Truth be told my mind just doesn't gravitate toward simple solutions sometimes. Over thinking I guess. I would replace my recommendations with this. It's one of those "don't fix it if it ain't broke" scenarios. VirtualBox is good old "tried and true" here.


----------



## drmike (Jun 14, 2013)

wlanboy said:


> If you want to use your vps for GUI things I would recommend VirtualBox too.


 

Explain this   You mean if I want to use a remote VPS for GUI things I take it?

So run VirtualBox inside the VPS?  That would require the VPS + Debian + GUI + VirtualBox, right?  Sounds interesting.  Imagine it's laggy as can be though, especially when dual monitor rendering and remote... right?


----------



## TheLinuxBug (Jun 14, 2013)

I believe he meant for graphical applications. As I understood from your first post this sounded like something you wanted to run locally, if this is the case the actual console provided by VirtualBox provides you pretty good graphical response as opposed to using remote tools to access the instances (Read: VNC & RDP).  You can run VirtualBox locally on your windows workstation or Linux workstation, there are version available for both.  Using it locally will allow you better graphical access to your virtualizations than with other methods.

I hope that helps clarify.  @wlanboy please correct me if I made the wrong assumption.

Cheers!


----------



## wlanboy (Jun 14, 2013)

buffalooed said:


> Explain this   You mean if I want to use a remote VPS for GUI things I take it?

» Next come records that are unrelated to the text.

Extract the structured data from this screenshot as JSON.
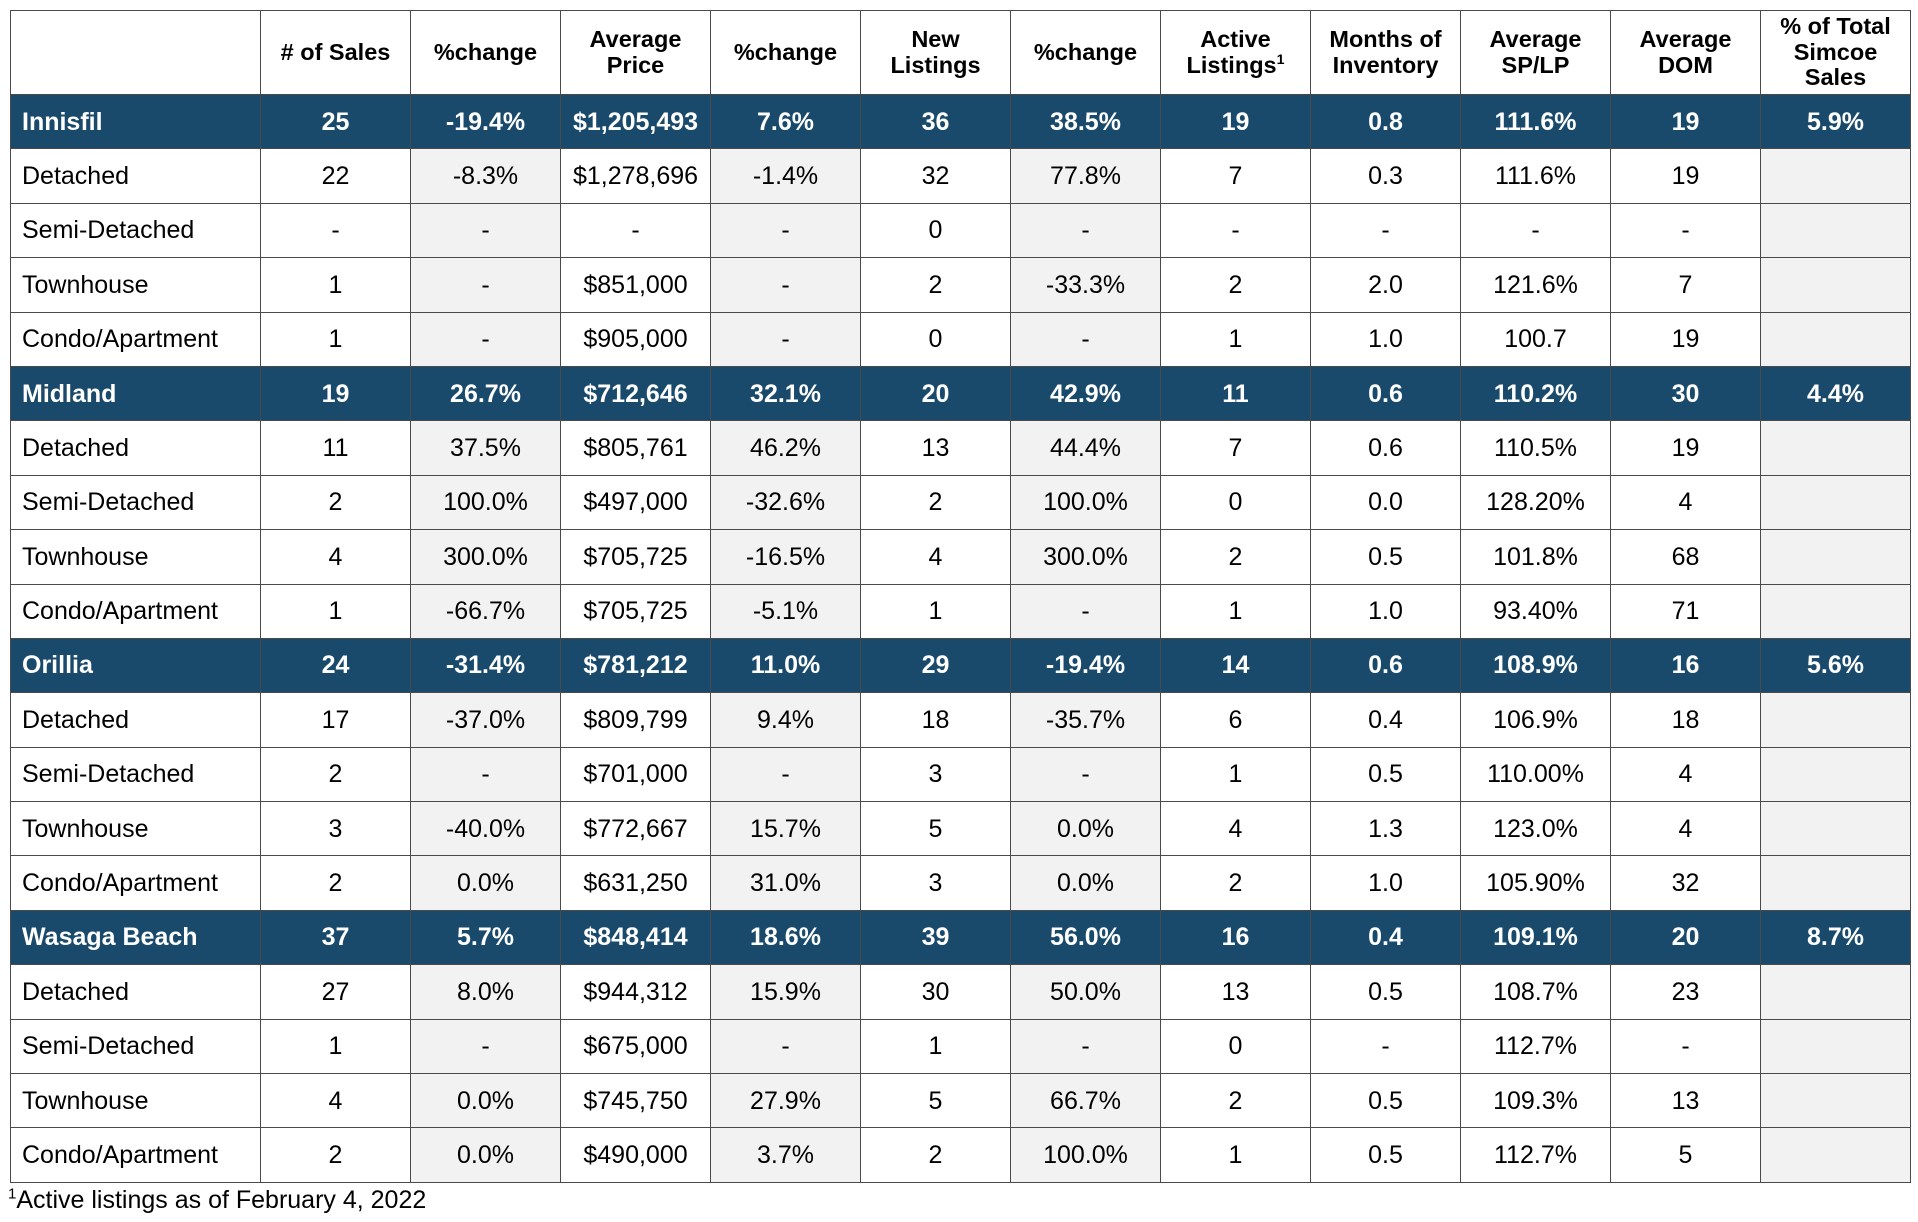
{
  "table": {
    "headers": [
      "",
      "# of Sales",
      "%change",
      "Average Price",
      "%change",
      "New Listings",
      "%change",
      "Active Listings",
      "Months of Inventory",
      "Average SP/LP",
      "Average DOM",
      "% of Total Simcoe Sales"
    ],
    "header_lines": [
      [
        ""
      ],
      [
        "# of Sales"
      ],
      [
        "%change"
      ],
      [
        "Average",
        "Price"
      ],
      [
        "%change"
      ],
      [
        "New",
        "Listings"
      ],
      [
        "%change"
      ],
      [
        "Active",
        "Listings"
      ],
      [
        "Months of",
        "Inventory"
      ],
      [
        "Average",
        "SP/LP"
      ],
      [
        "Average",
        "DOM"
      ],
      [
        "% of Total",
        "Simcoe",
        "Sales"
      ]
    ],
    "active_listings_footnote_marker": "1",
    "regions": [
      {
        "name": "Innisfil",
        "values": [
          "25",
          "-19.4%",
          "$1,205,493",
          "7.6%",
          "36",
          "38.5%",
          "19",
          "0.8",
          "111.6%",
          "19",
          "5.9%"
        ],
        "rows": [
          {
            "label": "Detached",
            "values": [
              "22",
              "-8.3%",
              "$1,278,696",
              "-1.4%",
              "32",
              "77.8%",
              "7",
              "0.3",
              "111.6%",
              "19",
              ""
            ]
          },
          {
            "label": "Semi-Detached",
            "values": [
              "-",
              "-",
              "-",
              "-",
              "0",
              "-",
              "-",
              "-",
              "-",
              "-",
              ""
            ]
          },
          {
            "label": "Townhouse",
            "values": [
              "1",
              "-",
              "$851,000",
              "-",
              "2",
              "-33.3%",
              "2",
              "2.0",
              "121.6%",
              "7",
              ""
            ]
          },
          {
            "label": "Condo/Apartment",
            "values": [
              "1",
              "-",
              "$905,000",
              "-",
              "0",
              "-",
              "1",
              "1.0",
              "100.7",
              "19",
              ""
            ]
          }
        ]
      },
      {
        "name": "Midland",
        "values": [
          "19",
          "26.7%",
          "$712,646",
          "32.1%",
          "20",
          "42.9%",
          "11",
          "0.6",
          "110.2%",
          "30",
          "4.4%"
        ],
        "rows": [
          {
            "label": "Detached",
            "values": [
              "11",
              "37.5%",
              "$805,761",
              "46.2%",
              "13",
              "44.4%",
              "7",
              "0.6",
              "110.5%",
              "19",
              ""
            ]
          },
          {
            "label": "Semi-Detached",
            "values": [
              "2",
              "100.0%",
              "$497,000",
              "-32.6%",
              "2",
              "100.0%",
              "0",
              "0.0",
              "128.20%",
              "4",
              ""
            ]
          },
          {
            "label": "Townhouse",
            "values": [
              "4",
              "300.0%",
              "$705,725",
              "-16.5%",
              "4",
              "300.0%",
              "2",
              "0.5",
              "101.8%",
              "68",
              ""
            ]
          },
          {
            "label": "Condo/Apartment",
            "values": [
              "1",
              "-66.7%",
              "$705,725",
              "-5.1%",
              "1",
              "-",
              "1",
              "1.0",
              "93.40%",
              "71",
              ""
            ]
          }
        ]
      },
      {
        "name": "Orillia",
        "values": [
          "24",
          "-31.4%",
          "$781,212",
          "11.0%",
          "29",
          "-19.4%",
          "14",
          "0.6",
          "108.9%",
          "16",
          "5.6%"
        ],
        "rows": [
          {
            "label": "Detached",
            "values": [
              "17",
              "-37.0%",
              "$809,799",
              "9.4%",
              "18",
              "-35.7%",
              "6",
              "0.4",
              "106.9%",
              "18",
              ""
            ]
          },
          {
            "label": "Semi-Detached",
            "values": [
              "2",
              "-",
              "$701,000",
              "-",
              "3",
              "-",
              "1",
              "0.5",
              "110.00%",
              "4",
              ""
            ]
          },
          {
            "label": "Townhouse",
            "values": [
              "3",
              "-40.0%",
              "$772,667",
              "15.7%",
              "5",
              "0.0%",
              "4",
              "1.3",
              "123.0%",
              "4",
              ""
            ]
          },
          {
            "label": "Condo/Apartment",
            "values": [
              "2",
              "0.0%",
              "$631,250",
              "31.0%",
              "3",
              "0.0%",
              "2",
              "1.0",
              "105.90%",
              "32",
              ""
            ]
          }
        ]
      },
      {
        "name": "Wasaga Beach",
        "values": [
          "37",
          "5.7%",
          "$848,414",
          "18.6%",
          "39",
          "56.0%",
          "16",
          "0.4",
          "109.1%",
          "20",
          "8.7%"
        ],
        "rows": [
          {
            "label": "Detached",
            "values": [
              "27",
              "8.0%",
              "$944,312",
              "15.9%",
              "30",
              "50.0%",
              "13",
              "0.5",
              "108.7%",
              "23",
              ""
            ]
          },
          {
            "label": "Semi-Detached",
            "values": [
              "1",
              "-",
              "$675,000",
              "-",
              "1",
              "-",
              "0",
              "-",
              "112.7%",
              "-",
              ""
            ]
          },
          {
            "label": "Townhouse",
            "values": [
              "4",
              "0.0%",
              "$745,750",
              "27.9%",
              "5",
              "66.7%",
              "2",
              "0.5",
              "109.3%",
              "13",
              ""
            ]
          },
          {
            "label": "Condo/Apartment",
            "values": [
              "2",
              "0.0%",
              "$490,000",
              "3.7%",
              "2",
              "100.0%",
              "1",
              "0.5",
              "112.7%",
              "5",
              ""
            ]
          }
        ]
      }
    ]
  },
  "footnote": {
    "marker": "1",
    "text": "Active listings as of February 4, 2022"
  },
  "colors": {
    "region_row_bg": "#1a4a6b",
    "region_row_text": "#ffffff",
    "shaded_column_bg": "#f2f2f2",
    "border": "#4a4a4a"
  }
}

Nope. Just run VirtualBox locally. No VNC, no RDP. After installing the guest drivers the vms are fast and very responsive.

KVM/OpenVZ is perfect for headless vms, but VirtualBox beats everything if you need a virtual Desktop too.


----------



## acd (Jun 14, 2013)

jarland said:


> I'm not aware of how to force a VM to use a physical monitor. I've no doubt it can be done, but doesn't sound fun.


I had an interest in making this work before but the rough answer is for xen hvm, kvm and esxi, it's not possible to share a physical display with the host node (or whatever is relevant based on hypervisor). KVM, I think, comes closest with some fbdev patches, but these corrupt the framebuffers of all VTs if you switch away from the VM and it continues to write. All three allow attaching a video device to a guest via pci-passthrough (vt-d) so you can put video through but that doesn't qualify as sharing. I couldn't find a way to re-init the device with the HN after the guest had finished either.


----------